Im Anschluss an seinen Offenen Brief an Jesus überlegt John Hull, welche Implikationen seine Überlegungen für den Unterricht mit Blinden und Sehenden haben.

„Wenn Sehende lernen können, sich an die Bedürfnisse von Blinden anzupassen, ohne sie zu bevormunden, und wenn Blinde lernen können, Sehende zu akzeptieren, ohne sie zu manipulieren, wird die neue Beziehung einer wechselseitigen Annahme von Blinden und Sehenden flüsternd die Utopie einer neuen Welt ankündigen.“ (333)
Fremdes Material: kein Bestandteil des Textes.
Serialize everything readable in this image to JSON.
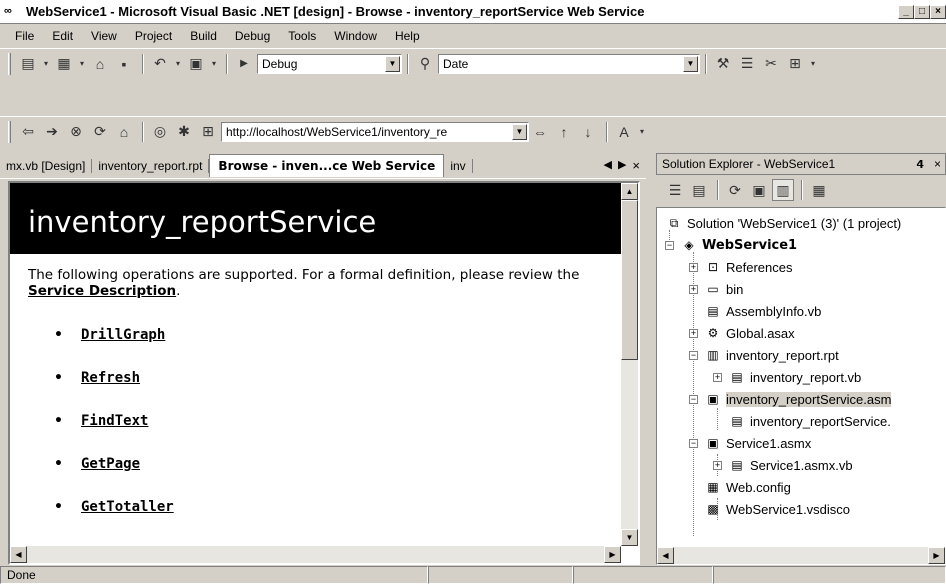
{
  "window": {
    "title": "WebService1 - Microsoft Visual Basic .NET [design] - Browse - inventory_reportService Web Service",
    "app_icon": "∞",
    "minimize": "_",
    "maximize": "□",
    "close": "×"
  },
  "menu": [
    "File",
    "Edit",
    "View",
    "Project",
    "Build",
    "Debug",
    "Tools",
    "Window",
    "Help"
  ],
  "toolbar1": {
    "config_value": "Debug",
    "find_value": "Date"
  },
  "toolbar2": {
    "url": "http://localhost/WebService1/inventory_re"
  },
  "doc_tabs": {
    "tab1": "mx.vb [Design]",
    "tab2": "inventory_report.rpt",
    "tab3": "Browse - inven...ce Web Service",
    "tab4": "inv",
    "left": "◀",
    "right": "▶",
    "close": "×"
  },
  "browser": {
    "header": "inventory_reportService",
    "intro_prefix": "The following operations are supported. For a formal definition, please review the ",
    "intro_link": "Service Description",
    "intro_suffix": ".",
    "operations": [
      "DrillGraph",
      "Refresh",
      "FindText",
      "GetPage",
      "GetTotaller"
    ]
  },
  "solution_explorer": {
    "title": "Solution Explorer - WebService1",
    "pin": "ᵖ",
    "close": "×",
    "nodes": [
      {
        "label": "Solution 'WebService1 (3)' (1 project)"
      },
      {
        "label": "WebService1"
      },
      {
        "label": "References"
      },
      {
        "label": "bin"
      },
      {
        "label": "AssemblyInfo.vb"
      },
      {
        "label": "Global.asax"
      },
      {
        "label": "inventory_report.rpt"
      },
      {
        "label": "inventory_report.vb"
      },
      {
        "label": "inventory_reportService.asm"
      },
      {
        "label": "inventory_reportService."
      },
      {
        "label": "Service1.asmx"
      },
      {
        "label": "Service1.asmx.vb"
      },
      {
        "label": "Web.config"
      },
      {
        "label": "WebService1.vsdisco"
      }
    ]
  },
  "status": {
    "text": "Done"
  }
}
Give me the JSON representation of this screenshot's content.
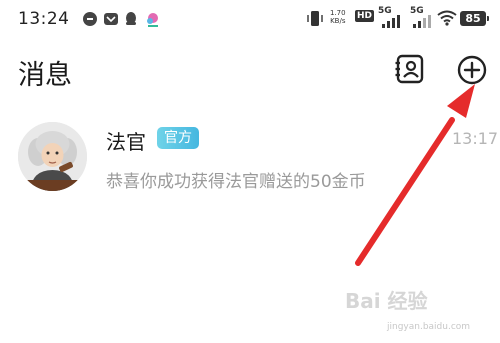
{
  "status_bar": {
    "time": "13:24",
    "network_speed_value": "1.70",
    "network_speed_unit": "KB/s",
    "hd_label": "HD",
    "signal_1": "5G",
    "signal_2": "5G",
    "battery": "85"
  },
  "header": {
    "title": "消息"
  },
  "messages": [
    {
      "sender": "法官",
      "badge": "官方",
      "time": "13:17",
      "preview": "恭喜你成功获得法官赠送的50金币"
    }
  ],
  "watermark": {
    "text": "Bai 经验",
    "sub": "jingyan.baidu.com"
  },
  "colors": {
    "badge_start": "#6fd3e8",
    "badge_end": "#45b7e0",
    "arrow": "#e52b2b"
  }
}
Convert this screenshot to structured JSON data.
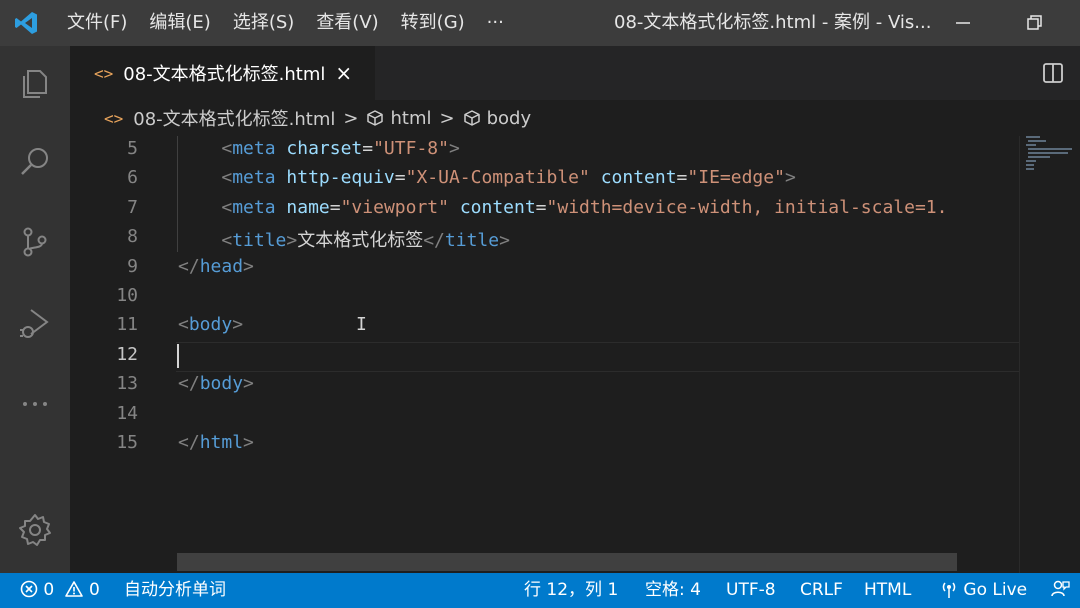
{
  "menu": [
    "文件(F)",
    "编辑(E)",
    "选择(S)",
    "查看(V)",
    "转到(G)",
    "···"
  ],
  "window_title": "08-文本格式化标签.html - 案例 - Vis...",
  "tab": {
    "label": "08-文本格式化标签.html",
    "close": "×",
    "icon_text": "<>"
  },
  "breadcrumb": {
    "file": "08-文本格式化标签.html",
    "html": "html",
    "body": "body",
    "sep": ">"
  },
  "editor": {
    "line_numbers": [
      "5",
      "6",
      "7",
      "8",
      "9",
      "10",
      "11",
      "12",
      "13",
      "14",
      "15"
    ],
    "active_line": "12",
    "lines": [
      [
        {
          "c": "br",
          "t": "    <"
        },
        {
          "c": "tg",
          "t": "meta"
        },
        {
          "c": "tx",
          "t": " "
        },
        {
          "c": "at",
          "t": "charset"
        },
        {
          "c": "tx",
          "t": "="
        },
        {
          "c": "st",
          "t": "\"UTF-8\""
        },
        {
          "c": "br",
          "t": ">"
        }
      ],
      [
        {
          "c": "br",
          "t": "    <"
        },
        {
          "c": "tg",
          "t": "meta"
        },
        {
          "c": "tx",
          "t": " "
        },
        {
          "c": "at",
          "t": "http-equiv"
        },
        {
          "c": "tx",
          "t": "="
        },
        {
          "c": "st",
          "t": "\"X-UA-Compatible\""
        },
        {
          "c": "tx",
          "t": " "
        },
        {
          "c": "at",
          "t": "content"
        },
        {
          "c": "tx",
          "t": "="
        },
        {
          "c": "st",
          "t": "\"IE=edge\""
        },
        {
          "c": "br",
          "t": ">"
        }
      ],
      [
        {
          "c": "br",
          "t": "    <"
        },
        {
          "c": "tg",
          "t": "meta"
        },
        {
          "c": "tx",
          "t": " "
        },
        {
          "c": "at",
          "t": "name"
        },
        {
          "c": "tx",
          "t": "="
        },
        {
          "c": "st",
          "t": "\"viewport\""
        },
        {
          "c": "tx",
          "t": " "
        },
        {
          "c": "at",
          "t": "content"
        },
        {
          "c": "tx",
          "t": "="
        },
        {
          "c": "st",
          "t": "\"width=device-width, initial-scale=1."
        }
      ],
      [
        {
          "c": "br",
          "t": "    <"
        },
        {
          "c": "tg",
          "t": "title"
        },
        {
          "c": "br",
          "t": ">"
        },
        {
          "c": "tx",
          "t": "文本格式化标签"
        },
        {
          "c": "br",
          "t": "</"
        },
        {
          "c": "tg",
          "t": "title"
        },
        {
          "c": "br",
          "t": ">"
        }
      ],
      [
        {
          "c": "br",
          "t": "</"
        },
        {
          "c": "tg",
          "t": "head"
        },
        {
          "c": "br",
          "t": ">"
        }
      ],
      [],
      [
        {
          "c": "br",
          "t": "<"
        },
        {
          "c": "tg",
          "t": "body"
        },
        {
          "c": "br",
          "t": ">"
        }
      ],
      [],
      [
        {
          "c": "br",
          "t": "</"
        },
        {
          "c": "tg",
          "t": "body"
        },
        {
          "c": "br",
          "t": ">"
        }
      ],
      [],
      [
        {
          "c": "br",
          "t": "</"
        },
        {
          "c": "tg",
          "t": "html"
        },
        {
          "c": "br",
          "t": ">"
        }
      ]
    ]
  },
  "status": {
    "errors": "0",
    "warnings": "0",
    "extension": "自动分析单词",
    "position": "行 12，列 1",
    "spaces": "空格: 4",
    "encoding": "UTF-8",
    "eol": "CRLF",
    "language": "HTML",
    "golive": "Go Live"
  },
  "colors": {
    "accent": "#007acc",
    "titlebar": "#3c3c3c",
    "activitybar": "#333333",
    "editor_bg": "#1e1e1e"
  },
  "icons": [
    "vscode-logo-icon",
    "explorer-icon",
    "search-icon",
    "source-control-icon",
    "run-debug-icon",
    "more-icon",
    "settings-gear-icon",
    "split-editor-icon",
    "minimize-icon",
    "restore-icon",
    "error-icon",
    "warning-icon",
    "broadcast-icon",
    "feedback-icon",
    "cube-icon"
  ]
}
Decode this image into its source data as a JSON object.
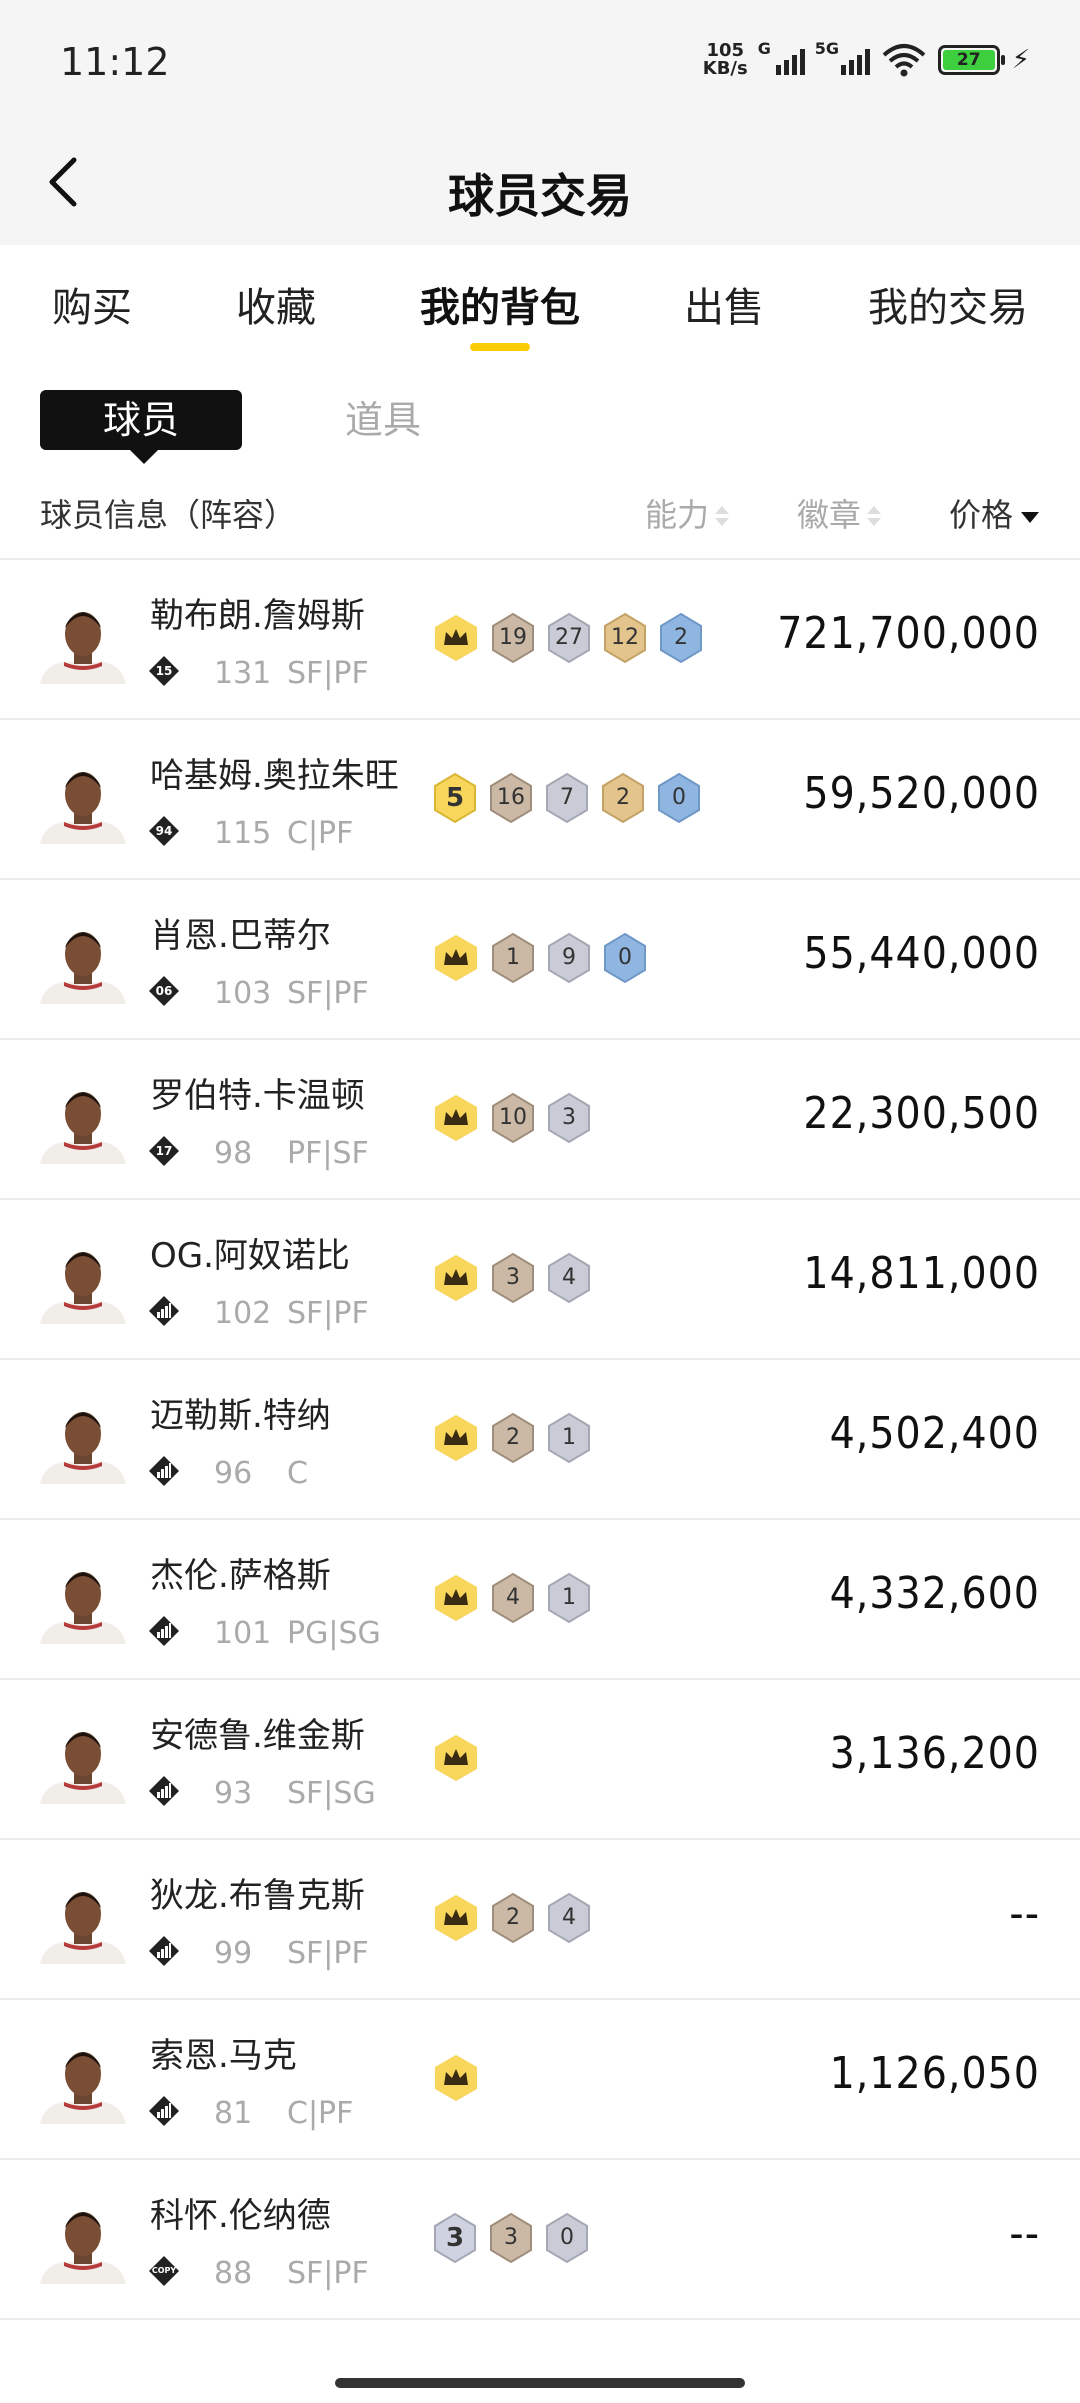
{
  "status_bar": {
    "time": "11:12",
    "net_speed_top": "105",
    "net_speed_bottom": "KB/s",
    "sig1_tag": "G",
    "sig2_tag": "5G",
    "battery": "27"
  },
  "header": {
    "title": "球员交易"
  },
  "tabs": [
    {
      "label": "购买"
    },
    {
      "label": "收藏"
    },
    {
      "label": "我的背包"
    },
    {
      "label": "出售"
    },
    {
      "label": "我的交易"
    }
  ],
  "segments": {
    "active": "球员",
    "inactive": "道具"
  },
  "columns": {
    "info": "球员信息（阵容）",
    "ability": "能力",
    "badges": "徽章",
    "price": "价格"
  },
  "players": [
    {
      "name": "勒布朗.詹姆斯",
      "tier": "15",
      "ovr": "131",
      "pos": "SF|PF",
      "price": "721,700,000",
      "badges": [
        {
          "type": "crown"
        },
        {
          "type": "bronze",
          "v": "19"
        },
        {
          "type": "silver",
          "v": "27"
        },
        {
          "type": "gold",
          "v": "12"
        },
        {
          "type": "blue",
          "v": "2"
        }
      ]
    },
    {
      "name": "哈基姆.奥拉朱旺",
      "tier": "94",
      "ovr": "115",
      "pos": "C|PF",
      "price": "59,520,000",
      "badges": [
        {
          "type": "yellow",
          "v": "5"
        },
        {
          "type": "bronze",
          "v": "16"
        },
        {
          "type": "silver",
          "v": "7"
        },
        {
          "type": "gold",
          "v": "2"
        },
        {
          "type": "blue",
          "v": "0"
        }
      ]
    },
    {
      "name": "肖恩.巴蒂尔",
      "tier": "06",
      "ovr": "103",
      "pos": "SF|PF",
      "price": "55,440,000",
      "badges": [
        {
          "type": "crown"
        },
        {
          "type": "bronze",
          "v": "1"
        },
        {
          "type": "silver",
          "v": "9"
        },
        {
          "type": "blue",
          "v": "0"
        }
      ]
    },
    {
      "name": "罗伯特.卡温顿",
      "tier": "17",
      "ovr": "98",
      "pos": "PF|SF",
      "price": "22,300,500",
      "badges": [
        {
          "type": "crown"
        },
        {
          "type": "bronze",
          "v": "10"
        },
        {
          "type": "silver",
          "v": "3"
        }
      ]
    },
    {
      "name": "OG.阿奴诺比",
      "tier": "bars",
      "ovr": "102",
      "pos": "SF|PF",
      "price": "14,811,000",
      "badges": [
        {
          "type": "crown"
        },
        {
          "type": "bronze",
          "v": "3"
        },
        {
          "type": "silver",
          "v": "4"
        }
      ]
    },
    {
      "name": "迈勒斯.特纳",
      "tier": "bars",
      "ovr": "96",
      "pos": "C",
      "price": "4,502,400",
      "badges": [
        {
          "type": "crown"
        },
        {
          "type": "bronze",
          "v": "2"
        },
        {
          "type": "silver",
          "v": "1"
        }
      ]
    },
    {
      "name": "杰伦.萨格斯",
      "tier": "bars",
      "ovr": "101",
      "pos": "PG|SG",
      "price": "4,332,600",
      "badges": [
        {
          "type": "crown"
        },
        {
          "type": "bronze",
          "v": "4"
        },
        {
          "type": "silver",
          "v": "1"
        }
      ]
    },
    {
      "name": "安德鲁.维金斯",
      "tier": "bars",
      "ovr": "93",
      "pos": "SF|SG",
      "price": "3,136,200",
      "badges": [
        {
          "type": "crown"
        }
      ]
    },
    {
      "name": "狄龙.布鲁克斯",
      "tier": "bars",
      "ovr": "99",
      "pos": "SF|PF",
      "price": "--",
      "badges": [
        {
          "type": "crown"
        },
        {
          "type": "bronze",
          "v": "2"
        },
        {
          "type": "silver",
          "v": "4"
        }
      ]
    },
    {
      "name": "索恩.马克",
      "tier": "bars",
      "ovr": "81",
      "pos": "C|PF",
      "price": "1,126,050",
      "badges": [
        {
          "type": "crown"
        }
      ]
    },
    {
      "name": "科怀.伦纳德",
      "tier": "COPY",
      "ovr": "88",
      "pos": "SF|PF",
      "price": "--",
      "badges": [
        {
          "type": "silver-big",
          "v": "3"
        },
        {
          "type": "bronze",
          "v": "3"
        },
        {
          "type": "silver",
          "v": "0"
        }
      ]
    }
  ],
  "colors": {
    "accent_yellow": "#ffcc00",
    "bronze": "#cbb9a6",
    "silver": "#c9ccd6",
    "gold": "#e2c48c",
    "blue": "#8fb6e0"
  }
}
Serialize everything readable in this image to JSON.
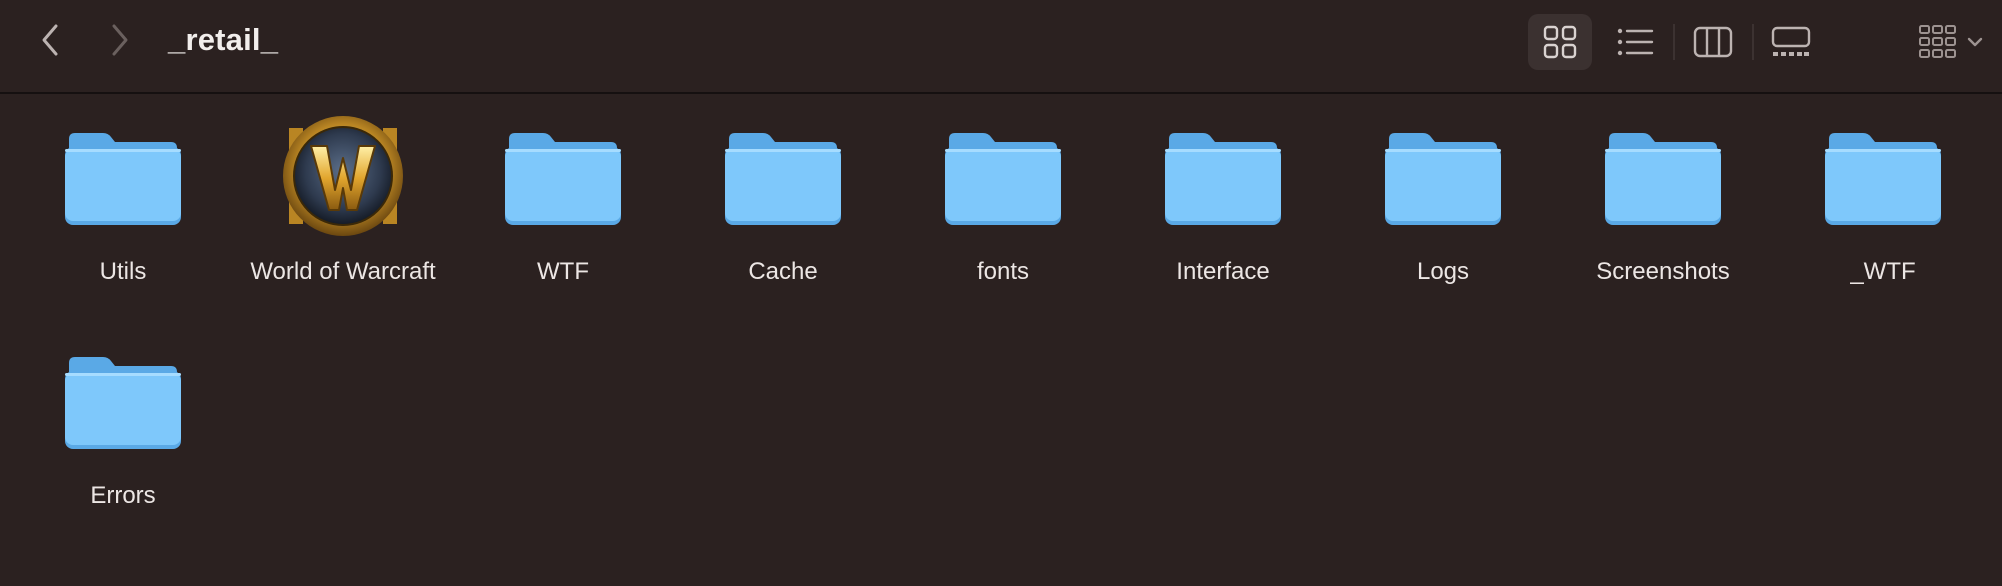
{
  "window": {
    "title": "_retail_"
  },
  "toolbar": {
    "back_icon": "chevron-left-icon",
    "forward_icon": "chevron-right-icon",
    "views": [
      {
        "name": "icon-view",
        "icon": "grid-icon",
        "selected": true
      },
      {
        "name": "list-view",
        "icon": "list-icon",
        "selected": false
      },
      {
        "name": "column-view",
        "icon": "columns-icon",
        "selected": false
      },
      {
        "name": "gallery-view",
        "icon": "gallery-icon",
        "selected": false
      },
      {
        "name": "group-view",
        "icon": "group-grid-icon",
        "selected": false
      }
    ]
  },
  "items": [
    {
      "label": "Utils",
      "type": "folder"
    },
    {
      "label": "World of Warcraft",
      "type": "app"
    },
    {
      "label": "WTF",
      "type": "folder"
    },
    {
      "label": "Cache",
      "type": "folder"
    },
    {
      "label": "fonts",
      "type": "folder"
    },
    {
      "label": "Interface",
      "type": "folder"
    },
    {
      "label": "Logs",
      "type": "folder"
    },
    {
      "label": "Screenshots",
      "type": "folder"
    },
    {
      "label": "_WTF",
      "type": "folder"
    },
    {
      "label": "Errors",
      "type": "folder"
    }
  ],
  "colors": {
    "background": "#2b2120",
    "folder_light": "#7ec8fb",
    "folder_dark": "#5aa9e6"
  }
}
Schließlich entwirft John Hull in Analogie und auch im Kontrast zu feministischen Theologien oder „black theologies“ eine „Theologie der Blindheit“, die nicht auf eine Beschreibung der Defizite des Blindseins hinausläuft, sondern auf „konstruktive“ Ziele:

„Sie wird vorbringen, dass Blinde gerade in ihrer Blindheit das Bild Gottes widerspiegeln. Sie wird zeigen, dass die Metapher der Blindheit auf positive Weise die wesentlichen Merkmale des Glaubenslebens andeutet. Von einer Theologie der Blindheit können wir praktische Hinweise für das soziale und politische Leben ableiten. Diese könnten Methoden einschließen wie die, einen Schritt nach dem anderen zu gehen, oder sich auf die konkreten Besonderheiten eines ansonsten überwältigend abstrakten Problems zu konzentrieren. Eine Theologie der Blindheit – wie jede Theologie einer Behinderung – stellt eine Herausforderung dar für vorherrschende Konzeptionen über das, was normal ist. Die traditionelle Sicht ist, dass, wenn das Reich Gottes kommt, die Augen der Blinden geöffnet, die Ohren der Tauben aufgemacht und die Lahmen springen werden wie der Hirsch. Eine Theologie der Blindheit wird zeigen, dass – anstatt sich Utopia als eine Annäherung an ein einziges Bild von Normalität vorzustellen – unsere Anschauungen von Normalität eine umfangreichere Bandbreite von akzeptierter Verschiedenheit umfassen müssen. Normalität muss inklusiv werden. Das wird uns zu einer Kritik anderer Formen von Exklusion führen, einschließlich der mächtigsten von allen, der Exklusion der Armen durch die Reichen. So enthält auf die eine oder andere Weise eine Theologie der Blindheit eine utopische Verheißung universaler Befreiung.“ (334)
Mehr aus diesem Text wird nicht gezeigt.